Tuesday, March 28, 2017

Exit West

Mohsin Hamid's fourth novel, Exit West, is superbly written and filled with surprises.  The biggest is Hamid's tone of insistent optimism.  The novel concerns mass migration from places in the South or East blasted by unstable and volatile politics or environmental decay to places of seeming stability in the West.  His protagonists, Nadia and Saeed, who meet and fall in love in an unnamed Asian city not unlike Lahore, Pakistan where Hamid was born, and now resides, make the excruciating decision to migrate.  Their journey leads from Greece to London, and finally to Marin County in California.  This is not a book of arduous journeys across great distances.  Hamid focuses on the circumstances leading to the decision to go, and the new life upon arrival.  One of the book's many wonders is his creation of mysterious "black doors" which are discovered in odd places in these desolate cities.  Find one and venture through it, and you are instantly in another place.

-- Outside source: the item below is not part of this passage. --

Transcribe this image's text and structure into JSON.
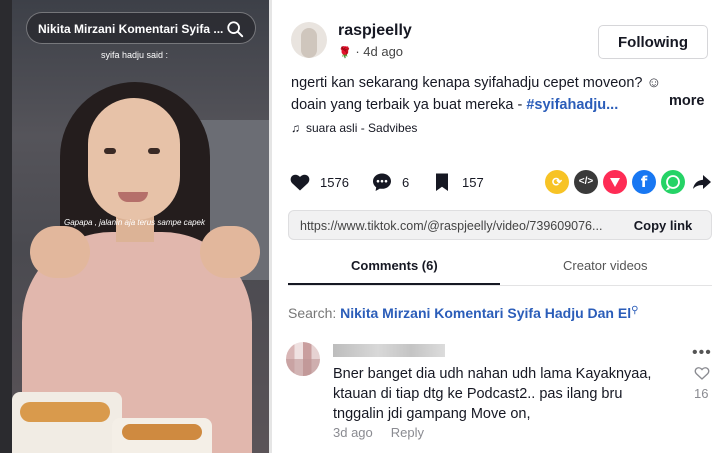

Hamid presents Nadia and Saeed with compassion and understanding.  Theirs is a small story which keeps expanding to encompass all the world.  Novel by novel Hamid's generosity toward his characters has grown. His last book, How to Get Filthy Rich in Rising Asiain the guise of a self-help manual tells of two people ("the man" and "the pretty girl") who start life with nothing and claw and force their way to respectability and comfort.  The book encompasses the long arc of both lives in only 200 pages.  The final scene has the man in a hospital, dying, and he is visited by the ghost of the "pretty girl". Here is how it ends

She is here.  And she comes to you, and she does not speak, and the others do not notice her, and she takes your hand, and you ready yourself to die, eyes open, aware this is all an illusion, a last aroma cast up by the chemical stew that is your brain, which will soon cease to function, and there will be nothing, and you are ready, ready to die well, ready to die like a man, like a woman, like a human, for despite all else you have loved, you have loved your father and your mother and your brother and your sister and your son and, yes, your ex-wife, and you have loved the pretty girl, you have been beyond yourself, and so you have courage, and you have dignity, and you have calmness in the face of terror, and awe, and the pretty girl holds your  hand, and you contain her, and this book, and me writing it, and I too contain you, who may not yet even be born, you inside me inside you, though not in a creepy way, and so may you, may I, may we, so may all of us confront the end.

It takes away your breath.  It is a remarkably tender and magical way to conclude, and it opened  Exit West.
Hamid's heart to a new path in his writing, a path which lead to
In a recent interview Hamid said,

I understand that people are afraid of migrants.  If you are in a wealthy country,it's understandable that you might fear the arrival of lots of people from far away.  But that fear is like racism: it's understandable, but it needs to be countered, diminished, resisted.  People are going to move in vast numbers in the coming decades and centuries.  Sea levels will rise, weather patterns will change, and billions will move.  We need to figure out how to build a vision for this coming reality that isn't a disaster, that is humane and even inspiring.

While Exit West does not presume to build this vision, it does, through its humane storytelling, begin to mitigate our fears of the other.  Hamid's optimism and resilience provide hope and a sense of shared responsibility in this too quickly changing world.  This is a beautiful and moving book.  Read it, and then pass it to a friend.